Der Browser und was trotzdem bleibt
Auch Webseiten fragen nach dem Standort, und viele Menschen klicken das im Vorbeigehen weg. In jedem Browser lässt sich diese Berechtigung pro Seite verwalten und zurücknehmen – meist unter «Einstellungen», «Datenschutz» und dort bei den Website-Berechtigungen. Sinnvoll ist die Einstellung, bei jeder Anfrage nachzufragen, statt dauerhaft zu erlauben. Ein einmal erteiltes Ja gilt sonst unbegrenzt weiter.
Was bleibt, sollte man ehrlich dazusagen: Über die IP-Adresse ist eine grobe Verortung immer möglich, und dein Mobilfunkanbieter weiß ohnehin, in welcher Funkzelle du dich befindest – das lässt sich technisch nicht abschalten. Auch der Notruf funktioniert weiterhin mit Standortübermittlung, selbst wenn du die Ortungsdienste komplett deaktiviert hast. Es geht bei dieser Aufräumaktion also nicht um Unsichtbarkeit, sondern darum, den kommerziellen Datenfluss zu stoppen.
Zehn Minuten, zweimal im Jahr
Praktisch würde ich es so angehen: einmal die komplette Liste der Apps mit Standortzugriff durchgehen und alles auf «beim Verwenden» oder «nie» setzen, bei den verbleibenden den genauen Standort abschalten, wo es geht. Danach den Standortverlauf löschen, die Werbe-ID zurücksetzen und der Kamera den Standortzugriff entziehen. Das ist die Grundreinigung.

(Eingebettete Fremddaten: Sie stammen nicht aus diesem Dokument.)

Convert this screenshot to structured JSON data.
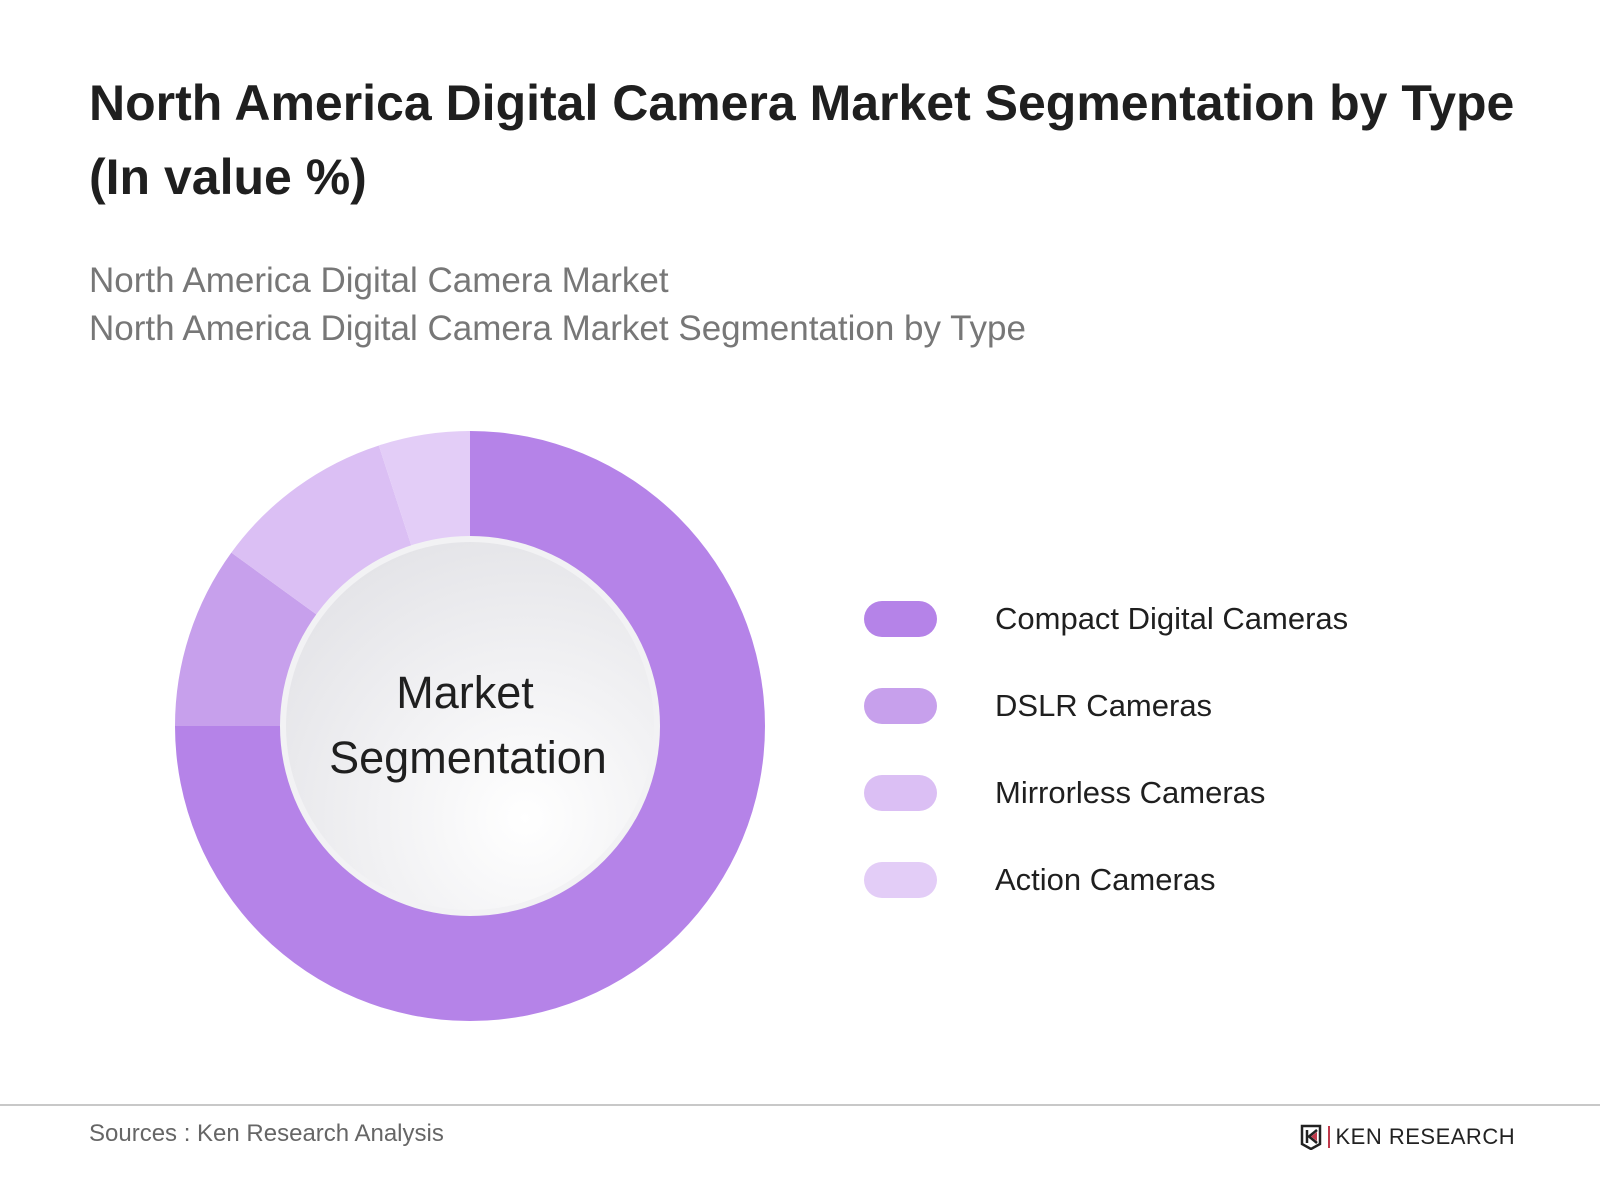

Der Rest ist Wartung. Jede neu installierte App fragt erneut, und bei größeren Systemupdates werden Einstellungen gelegentlich zurückgesetzt oder umbenannt. Zweimal im Jahr die Liste durchzusehen reicht völlig. Wichtiger als jede einzelne Einstellung ist ohnehin die Haltung dahinter: Bei jeder Standortabfrage kurz zu überlegen, ob die App den Standort für ihre Aufgabe wirklich braucht – oder ob sie nur fragt, weil sie gerade darf.